Question 11.1: Apply Lagrange’s equations (11.15) to derive the equations o...
Apply Lagrange’s equations (11.15) to derive the equations of unconstrained motion of a particle in cylindrical coordinates.
\frac{d}{d t}\left(\frac{\partial T}{\partial \dot{q}_k}\right) – \frac{\partial T}{\partial q_k}=Q_k, (11.15)
The three independent generalized coordinates and generalized velocity components for the unconstrained motion of a particle in terms of cylindrical coordinates are defined by
\left(q_1, q_2, q_3\right)=(r, \phi, z), \quad\left(\dot{q}_1, \dot{q}_2, \dot{q}_3\right)=(\dot{r}, \dot{\phi}, \dot{z}). (11.19a)
It should be noted that the generalized coordinates and velocities are not the respective physical scalar components of either the actual position vector \mathbf{x}=r \mathbf{e}_r + z \mathbf{e}_z, or the velocity vector \mathbf{v}=\dot{r} \mathbf{e}_r+r \dot{\phi} \mathbf{e}_\phi+\dot{z} \mathbf{e}_z in cylindrical coordinates. The kinetic energy function in cylindrical coordinates is given by
T=\frac{1}{2} m \mathbf{v} \cdot \mathbf{v}=\frac{1}{2} m\left(\dot{r}^2 + r^2 \dot{\phi}^2 + \dot{z}^2\right) (11.19b)
Hence , with (11.19a) and (11.15) in mind, we use (11.19b) to first derive
\begin{array}{r}\frac{d}{d t}\left(\frac{\partial T}{\partial \dot{r}}\right)-\frac{\partial T}{\partial r}=\frac{d}{d t}(m \dot{r}) – m r \dot{\phi}^2=m\left(\ddot{r} – r \dot{\phi}^2\right), \\\frac{d}{d t}\left(\frac{\partial T}{\partial \dot{\phi}}\right) – \frac{\partial T}{\partial \phi}=\frac{d}{d t}\left(m r^2 \dot{\phi}\right)=m \frac{d}{d t}\left(r^2 \dot{\phi}\right), \\ \frac{d}{d t}\left(\frac{\partial T}{\partial \dot{z}}\right) – \frac{\partial T}{\partial z}=\frac{d}{d t}(m \dot{z})=m \ddot{z} .\end{array} (11.19c)
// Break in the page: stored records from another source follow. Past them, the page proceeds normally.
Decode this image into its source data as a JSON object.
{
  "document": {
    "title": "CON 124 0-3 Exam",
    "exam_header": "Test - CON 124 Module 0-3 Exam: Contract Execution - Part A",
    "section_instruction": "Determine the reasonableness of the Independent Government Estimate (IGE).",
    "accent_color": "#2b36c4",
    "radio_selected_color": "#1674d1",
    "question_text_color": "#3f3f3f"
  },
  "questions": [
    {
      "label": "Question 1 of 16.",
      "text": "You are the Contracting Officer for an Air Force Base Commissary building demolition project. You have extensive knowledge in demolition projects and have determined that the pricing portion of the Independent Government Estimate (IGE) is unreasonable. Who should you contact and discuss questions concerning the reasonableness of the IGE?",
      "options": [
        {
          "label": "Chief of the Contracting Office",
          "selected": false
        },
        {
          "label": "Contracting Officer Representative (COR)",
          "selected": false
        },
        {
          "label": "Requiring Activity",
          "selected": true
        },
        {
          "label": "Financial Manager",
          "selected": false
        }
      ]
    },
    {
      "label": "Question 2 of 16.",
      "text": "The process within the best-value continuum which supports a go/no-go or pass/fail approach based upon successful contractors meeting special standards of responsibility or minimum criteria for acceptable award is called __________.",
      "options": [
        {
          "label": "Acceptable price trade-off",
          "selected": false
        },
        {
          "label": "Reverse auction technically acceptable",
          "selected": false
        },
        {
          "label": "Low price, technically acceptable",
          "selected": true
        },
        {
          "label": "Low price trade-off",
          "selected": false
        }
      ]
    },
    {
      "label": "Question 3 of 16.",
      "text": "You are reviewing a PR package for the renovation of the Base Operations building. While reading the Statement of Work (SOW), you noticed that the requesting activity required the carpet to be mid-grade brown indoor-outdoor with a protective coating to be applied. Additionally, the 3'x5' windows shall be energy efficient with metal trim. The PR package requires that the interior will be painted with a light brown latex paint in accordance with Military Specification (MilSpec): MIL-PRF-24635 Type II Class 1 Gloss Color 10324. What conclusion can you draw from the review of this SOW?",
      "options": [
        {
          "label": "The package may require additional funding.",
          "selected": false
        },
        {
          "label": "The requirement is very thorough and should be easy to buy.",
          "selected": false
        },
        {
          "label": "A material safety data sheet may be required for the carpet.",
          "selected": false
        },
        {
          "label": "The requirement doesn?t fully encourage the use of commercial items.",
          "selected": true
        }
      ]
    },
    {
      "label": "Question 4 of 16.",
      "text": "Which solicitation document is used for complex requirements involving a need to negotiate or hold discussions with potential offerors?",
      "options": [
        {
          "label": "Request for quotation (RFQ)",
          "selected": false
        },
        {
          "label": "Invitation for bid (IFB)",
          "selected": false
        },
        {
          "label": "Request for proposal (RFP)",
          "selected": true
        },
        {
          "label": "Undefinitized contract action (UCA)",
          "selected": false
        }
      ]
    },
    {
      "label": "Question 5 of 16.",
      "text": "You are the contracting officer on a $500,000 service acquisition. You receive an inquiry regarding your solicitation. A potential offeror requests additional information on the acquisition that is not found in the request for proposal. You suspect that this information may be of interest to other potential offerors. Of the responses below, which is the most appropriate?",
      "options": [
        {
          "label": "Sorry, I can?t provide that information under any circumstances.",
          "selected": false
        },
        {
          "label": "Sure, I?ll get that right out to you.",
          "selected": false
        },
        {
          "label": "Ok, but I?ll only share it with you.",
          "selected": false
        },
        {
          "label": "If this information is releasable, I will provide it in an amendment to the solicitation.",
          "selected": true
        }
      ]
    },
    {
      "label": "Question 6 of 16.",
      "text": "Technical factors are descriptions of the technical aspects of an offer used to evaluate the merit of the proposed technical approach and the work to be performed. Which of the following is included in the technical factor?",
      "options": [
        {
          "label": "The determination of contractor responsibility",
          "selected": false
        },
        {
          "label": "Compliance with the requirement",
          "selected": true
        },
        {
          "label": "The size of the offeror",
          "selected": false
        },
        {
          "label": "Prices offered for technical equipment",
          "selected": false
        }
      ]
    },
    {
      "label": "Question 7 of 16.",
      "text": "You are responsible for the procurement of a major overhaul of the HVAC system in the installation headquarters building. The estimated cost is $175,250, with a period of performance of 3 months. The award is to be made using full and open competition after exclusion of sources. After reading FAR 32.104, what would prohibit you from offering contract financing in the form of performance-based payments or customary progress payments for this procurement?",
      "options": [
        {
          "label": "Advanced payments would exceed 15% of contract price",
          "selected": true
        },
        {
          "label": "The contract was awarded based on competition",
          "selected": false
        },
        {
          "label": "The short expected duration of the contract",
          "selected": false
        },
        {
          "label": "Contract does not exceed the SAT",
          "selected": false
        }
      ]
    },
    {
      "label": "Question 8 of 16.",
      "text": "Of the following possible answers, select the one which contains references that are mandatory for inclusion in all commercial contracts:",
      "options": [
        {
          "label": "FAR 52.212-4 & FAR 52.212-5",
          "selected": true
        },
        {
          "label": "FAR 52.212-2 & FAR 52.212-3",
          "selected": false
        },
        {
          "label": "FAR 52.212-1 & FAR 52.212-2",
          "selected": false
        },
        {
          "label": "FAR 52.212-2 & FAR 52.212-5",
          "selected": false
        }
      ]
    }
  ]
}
To complete the formulation of the equations of motion from the Lagrange equations (11.15), we next consider the generalized forces in (11.15). The virtual work (11.17) done by the total force \mathbf{F}=F_r \mathbf{e}_r + F_\phi \mathbf{e}_\phi + F_z \mathbf{e}_z in the virtual displacement \delta \mathbf{x}=\delta r \mathbf{e}_r + r \delta \phi \mathbf{e}_\phi + \delta z \mathbf{e}_z is given by
\delta \mathscr{W}=\mathbf{F} \cdot \delta \mathbf{x} (11.17)
\delta \mathscr{W}=F_r \delta r+r F_\phi \delta \phi+F_z \delta z (11.19d)
By (11.18), the virtual work done by the generalized forces (Q_1, Q_2, Q_3) =(Q_r, Q_\phi, Q_z) acting over the generalized virtual displacements (\delta q_1, \delta q_2, \delta q_3) =(\delta r, \delta \phi , \delta z) is
\delta \mathscr{W}=Q_r \delta r+ Q_\phi \delta \phi+Q_z \delta z (11.19e)
Since there are no constraints, the virtual work relations in (11.19d) and (11.1ge) must be equal for all arbitrary virtual displacements \delta r, \delta \phi , \delta z, and hence the generalized force components are given by
Q_r=F_r, \quad Q_\phi=r F_\phi, \quad Q_z=F_z. (11.19f)
Notice that \left[Q_\phi\right]=[F L] has dimensional units of torque . We thus see that the generalized forces need not have dimensional units of force , as do Q_r and Q_z.
Use of the two sets of results (11.19c) and (11.9f) in the Lagrange equations (11.15) now yields the familiar equations of unconstrained motion for a particle in terms of its cylindrical coordinates:
m\left(\ddot{r}-r \dot{\phi}^2\right)=F_r, \quad \frac{m}{r} \frac{d}{d t}\left(r^2 \dot{\phi}\right)=F_\phi, \quad m \ddot{z}=F_z. (11.19g)
These agree with equations (6.4) based on Newton’s second law.